Saint-Georges

Description

Cette statue a été vendue au château de Chillon en 1895 par un particulier, A. Bussien fils, commissionnaire international des transports sur le lac Léman, au Bouveret (VS), qui lui-même l'avait achetée à un privé à Martigny. Elle représente saint Georges terrassant le dragon.

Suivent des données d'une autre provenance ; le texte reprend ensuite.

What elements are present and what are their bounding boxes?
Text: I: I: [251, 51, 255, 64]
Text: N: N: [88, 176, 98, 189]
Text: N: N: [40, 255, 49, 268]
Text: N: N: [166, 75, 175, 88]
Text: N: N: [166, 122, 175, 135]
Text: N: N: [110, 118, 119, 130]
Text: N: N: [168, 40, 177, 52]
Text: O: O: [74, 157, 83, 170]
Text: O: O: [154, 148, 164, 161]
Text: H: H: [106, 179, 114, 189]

Réalisé en ronde-bosse, ce saint Georges de Chillon prend appui sur le ventre du dragon terrassé. Il se présente sous l'aspect d'un jeune chevalier imberbe, coiffé d’une chevelure bouclée tombant à hauteur de la nuque. Il porte une armure et un bouclier.
Compte tenu de la position pliée de son bras droit dont manque l'avant bras, il peut aussi avoir tenu une lance appuyée par terre.
Le revers et les côtés n’ont été que partiellement travaillés: les plaques de l’armure recouvrant les jambes, les bras ou le dos, sont dépourvues de décorations.
Ce caractère inachevé laisse supposer que la statue a été conçue pour être vue de face. Elle devait donc se trouver à l’intérieur d’une caisse de retable ou, peut-être, dans une niche en tant que figure isolée. Elle était aussi placée légèrement en hauteur, en raison de la position de la tête vers l’avant, du regard dirigé vers le bas et des épaules tombantes.
La statue a été recouverte de polychromie, aujourd’hui perceptible par minces fragments seulement, mais il n'est pas certain que ces couleurs étaient prévues à l'origine.

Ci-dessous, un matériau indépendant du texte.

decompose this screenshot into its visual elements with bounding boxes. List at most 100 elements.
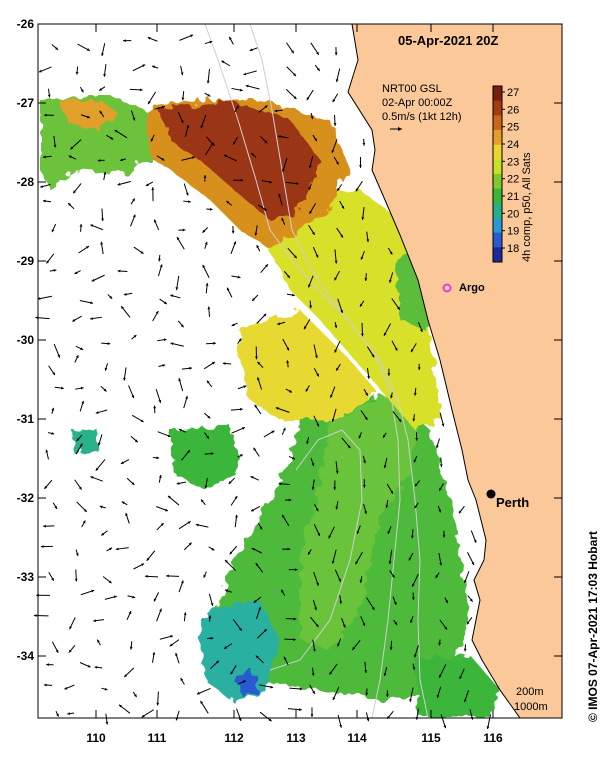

Outre l'avant-bras droit manquant, elle présente plusieurs cassures: le pouce de la main gauche, la braguette, le contour du bouclier, les pattes antérieures et la queue du dragon ont disparu.

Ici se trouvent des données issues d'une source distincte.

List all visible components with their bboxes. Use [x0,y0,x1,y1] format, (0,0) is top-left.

La statue a été sculptée dans un seul bloc, y compris l'écu plus saillant.

Style et datation

Le héros est saisi dans le moment qui suit la victoire. Son visage fin et creusé affiche une absence, comme un instant suspendu entre l'action et la réflexion.
Le fin sourire, les paupières baissées témoignent du soulagement qui suit le combat.

L'armure dont il est revêtu est caractéristiques de celles apparues au XVe siècle.
Son décor de nervure, la ceinture et le plastron saillant cambre la silhouette, la rendant gracile en contraste avec le combat engagé.
La position des jambes dans une sorte de contraposto à l'antique ajoute à la grâce du personnage.

Rattacher l’œuvre de Chillon à un courant artistique ou à un atelier précis est un problème propre à nombre de statues en bois du Moyen-Âge.
Fabriquées en matériau relativement léger, elles ont été volontiers déplacées. Il est difficile d'en retrouver la localisation d’origine.
Cependant, plusieurs facteurs contribuent à déterminer la provenance de cette statue et à la dater de la fin du XVe siècle. En effet, en cette période de gothique finissant, le Nord de la Suisse est marqué par l’influence d’un courant artistique issu du Haut-Rhin, qui a eu pour centre principal la ville de Bâle. Aujourd’hui, il est difficile de se faire une idée précise de cette production, en raison des multiples destructions dûes à l’iconoclasme de la Réforme en 1529. Néanmoins, quelques témoignages nous sont parvenus, comme celui en tilleul représentant saint Laurent, attribué à Heinrich Isenhut vers 1480  ou encore la statue de saint Vincent , autre exemple de cette production de la fin du XVe siècle.

Les traits et l'expression du visage pourraient attestés de cette origine, ainsi que l'emploi de bois de tilleul caractéristique de la production bâloise ou haut-rhénane de la fin du XVe et du début XVIe siècle.